Fico aqui, parado, tentando entender onde errei, onde foi que o que sou deixou de ser suficiente pra ela. Me pergunto se o problema foi o gesto, o tempo, a roupa, a maneira como olho pra ela quando sorri. Talvez tenha sido justamente esse olhar — intenso demais pra quem só queria um café e não uma declaração silenciosa.
Há uma dor estranha em ser o quase. O quase amado. O quase escolhido. O que está ali, presente, atento, inteiro… mas nunca o alvo do desejo.
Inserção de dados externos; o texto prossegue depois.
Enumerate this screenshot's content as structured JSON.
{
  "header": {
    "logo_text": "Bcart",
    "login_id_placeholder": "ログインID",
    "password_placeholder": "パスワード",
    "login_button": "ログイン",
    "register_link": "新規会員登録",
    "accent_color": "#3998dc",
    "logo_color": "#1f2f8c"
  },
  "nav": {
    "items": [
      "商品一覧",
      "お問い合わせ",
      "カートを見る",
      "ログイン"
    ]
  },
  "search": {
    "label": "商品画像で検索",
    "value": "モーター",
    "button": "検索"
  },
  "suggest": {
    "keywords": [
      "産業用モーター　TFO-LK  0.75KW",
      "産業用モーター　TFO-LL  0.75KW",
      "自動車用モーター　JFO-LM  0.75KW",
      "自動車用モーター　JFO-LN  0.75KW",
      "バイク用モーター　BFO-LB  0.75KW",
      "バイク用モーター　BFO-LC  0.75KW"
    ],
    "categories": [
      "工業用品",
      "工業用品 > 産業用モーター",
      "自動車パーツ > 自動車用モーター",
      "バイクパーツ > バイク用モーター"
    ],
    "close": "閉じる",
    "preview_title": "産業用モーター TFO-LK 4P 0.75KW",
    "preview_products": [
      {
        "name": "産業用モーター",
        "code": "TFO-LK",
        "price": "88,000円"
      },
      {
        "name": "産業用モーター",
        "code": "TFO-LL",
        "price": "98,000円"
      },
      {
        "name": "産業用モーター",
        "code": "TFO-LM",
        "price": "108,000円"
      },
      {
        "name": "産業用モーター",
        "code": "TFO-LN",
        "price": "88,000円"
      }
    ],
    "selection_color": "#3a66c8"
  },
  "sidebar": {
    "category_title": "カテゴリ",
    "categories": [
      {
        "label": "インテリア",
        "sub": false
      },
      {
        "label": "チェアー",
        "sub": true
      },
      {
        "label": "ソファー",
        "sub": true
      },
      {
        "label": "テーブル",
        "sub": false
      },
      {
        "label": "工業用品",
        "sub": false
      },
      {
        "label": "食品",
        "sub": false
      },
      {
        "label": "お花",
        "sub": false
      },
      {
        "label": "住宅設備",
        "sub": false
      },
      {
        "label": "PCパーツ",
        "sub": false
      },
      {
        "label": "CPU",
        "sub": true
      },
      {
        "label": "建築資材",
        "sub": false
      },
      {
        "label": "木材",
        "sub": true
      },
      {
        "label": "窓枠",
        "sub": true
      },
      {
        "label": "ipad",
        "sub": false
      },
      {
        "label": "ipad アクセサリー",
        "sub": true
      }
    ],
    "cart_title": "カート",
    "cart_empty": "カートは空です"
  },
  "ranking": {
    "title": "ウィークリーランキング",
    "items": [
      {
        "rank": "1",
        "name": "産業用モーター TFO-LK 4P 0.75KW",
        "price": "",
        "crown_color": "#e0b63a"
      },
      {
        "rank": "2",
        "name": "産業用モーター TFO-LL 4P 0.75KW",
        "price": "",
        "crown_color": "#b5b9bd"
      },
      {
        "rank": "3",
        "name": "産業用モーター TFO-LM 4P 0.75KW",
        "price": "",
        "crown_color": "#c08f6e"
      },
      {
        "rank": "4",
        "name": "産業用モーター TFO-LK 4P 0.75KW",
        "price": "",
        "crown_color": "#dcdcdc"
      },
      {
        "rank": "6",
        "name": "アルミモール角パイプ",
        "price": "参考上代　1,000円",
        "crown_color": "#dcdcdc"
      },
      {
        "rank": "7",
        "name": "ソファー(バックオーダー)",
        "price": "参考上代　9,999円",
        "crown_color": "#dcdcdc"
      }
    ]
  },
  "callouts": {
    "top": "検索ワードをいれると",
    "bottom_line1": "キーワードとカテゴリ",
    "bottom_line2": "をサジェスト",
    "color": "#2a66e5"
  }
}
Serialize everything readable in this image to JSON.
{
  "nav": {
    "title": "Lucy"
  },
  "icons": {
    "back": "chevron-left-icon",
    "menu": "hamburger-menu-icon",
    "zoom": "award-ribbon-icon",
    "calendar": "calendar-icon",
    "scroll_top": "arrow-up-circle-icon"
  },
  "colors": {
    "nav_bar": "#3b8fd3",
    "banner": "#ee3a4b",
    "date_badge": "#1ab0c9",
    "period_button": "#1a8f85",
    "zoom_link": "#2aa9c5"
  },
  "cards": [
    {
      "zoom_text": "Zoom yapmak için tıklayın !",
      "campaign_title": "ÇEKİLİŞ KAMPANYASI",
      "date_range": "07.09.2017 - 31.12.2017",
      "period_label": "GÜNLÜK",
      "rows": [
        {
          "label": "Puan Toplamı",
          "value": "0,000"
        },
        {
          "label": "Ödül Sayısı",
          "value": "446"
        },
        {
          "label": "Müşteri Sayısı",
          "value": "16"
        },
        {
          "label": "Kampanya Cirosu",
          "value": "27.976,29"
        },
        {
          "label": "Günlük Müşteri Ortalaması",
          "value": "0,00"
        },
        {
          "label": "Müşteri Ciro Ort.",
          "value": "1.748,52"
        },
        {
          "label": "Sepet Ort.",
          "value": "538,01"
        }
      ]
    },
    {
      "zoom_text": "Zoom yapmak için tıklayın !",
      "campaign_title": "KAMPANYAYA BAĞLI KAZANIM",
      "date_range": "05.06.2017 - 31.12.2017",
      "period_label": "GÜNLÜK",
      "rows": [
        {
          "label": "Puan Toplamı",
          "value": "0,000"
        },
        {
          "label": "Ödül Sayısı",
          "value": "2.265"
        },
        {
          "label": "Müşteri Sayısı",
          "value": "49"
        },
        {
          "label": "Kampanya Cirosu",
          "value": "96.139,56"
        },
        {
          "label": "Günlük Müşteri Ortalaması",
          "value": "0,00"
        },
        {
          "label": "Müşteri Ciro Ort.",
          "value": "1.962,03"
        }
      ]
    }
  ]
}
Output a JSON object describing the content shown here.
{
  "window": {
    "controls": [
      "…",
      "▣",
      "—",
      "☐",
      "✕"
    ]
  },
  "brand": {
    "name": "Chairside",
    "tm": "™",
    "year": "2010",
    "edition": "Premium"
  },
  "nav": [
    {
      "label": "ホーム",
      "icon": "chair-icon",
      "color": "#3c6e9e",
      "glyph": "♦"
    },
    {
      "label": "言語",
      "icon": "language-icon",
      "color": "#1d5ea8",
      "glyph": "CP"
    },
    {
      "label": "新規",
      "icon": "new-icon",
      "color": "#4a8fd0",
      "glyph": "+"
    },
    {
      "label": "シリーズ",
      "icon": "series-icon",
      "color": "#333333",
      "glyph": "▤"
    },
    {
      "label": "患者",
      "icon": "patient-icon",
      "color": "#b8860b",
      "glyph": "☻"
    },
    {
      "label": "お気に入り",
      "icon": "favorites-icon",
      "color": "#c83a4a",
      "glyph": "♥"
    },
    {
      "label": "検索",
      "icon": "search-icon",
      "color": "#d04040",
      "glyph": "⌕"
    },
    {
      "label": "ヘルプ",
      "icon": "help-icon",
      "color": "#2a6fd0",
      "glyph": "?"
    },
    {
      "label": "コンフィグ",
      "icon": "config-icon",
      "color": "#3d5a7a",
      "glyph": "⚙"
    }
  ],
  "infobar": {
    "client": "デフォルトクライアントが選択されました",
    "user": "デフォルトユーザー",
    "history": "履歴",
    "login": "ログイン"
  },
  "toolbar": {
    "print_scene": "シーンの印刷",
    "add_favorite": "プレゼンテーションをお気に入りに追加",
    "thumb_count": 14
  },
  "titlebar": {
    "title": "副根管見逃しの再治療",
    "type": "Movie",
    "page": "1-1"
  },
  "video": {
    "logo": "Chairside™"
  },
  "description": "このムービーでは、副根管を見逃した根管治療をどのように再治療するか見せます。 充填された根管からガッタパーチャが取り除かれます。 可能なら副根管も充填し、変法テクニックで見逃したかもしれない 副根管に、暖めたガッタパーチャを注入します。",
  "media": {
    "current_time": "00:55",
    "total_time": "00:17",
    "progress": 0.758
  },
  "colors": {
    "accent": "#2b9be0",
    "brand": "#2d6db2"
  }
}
E o mais cruel de tudo é que eu tentei. Meu Deus, como eu tentei. Escrevi palavras bonitas. Fui apoio nos dias ruins, fui silêncio quando ela precisava respirar, fui riso, fui ouvido, fui abrigo. Fui tudo o que consegui ser — e mesmo assim não bastou. O outro sempre chega mais leve. Mais despreocupado. Menos envolvido. E é ele que leva o beijo. Leva o corpo. Leva o tempo dela que eu passava torcendo pra ter.
E no fim da noite, sobra essa sensação de ter sido enganado pela própria esperança. Eu acreditei. Acreditei que talvez, um dia, ela olhasse pra mim e enxergasse mais do que um amigo dedicado ou um colega gentil. Que visse em mim alguém capaz de fazê-la feliz — não por promessas vazias, mas por convicção.
Mas não. Ela escolheu outro. De novo. E aqui estou eu, com o peito cheio de não-ditos, sufocado por uma tristeza que me envergonha. Não por ela — nunca por ela — mas por mim. Por me dar tanto sem receber quase nada. Por achar que merecimento e afeto andam lado a lado.
O amor, aprendi, não se curva à lógica. Não se conquista como prêmio por esforço. Ele simplesmente nasce — ou não.
E quando não nasce, resta esse vazio. Essa frustração amarga que sussurra que talvez eu nunca seja suficiente pra ninguém. Que talvez o que tenho a oferecer não brilhe o bastante. Ou que brilha — mas na frequência errada.
Talvez um dia eu pare de esperar. Talvez um dia eu não me importe. Mas hoje… hoje dói.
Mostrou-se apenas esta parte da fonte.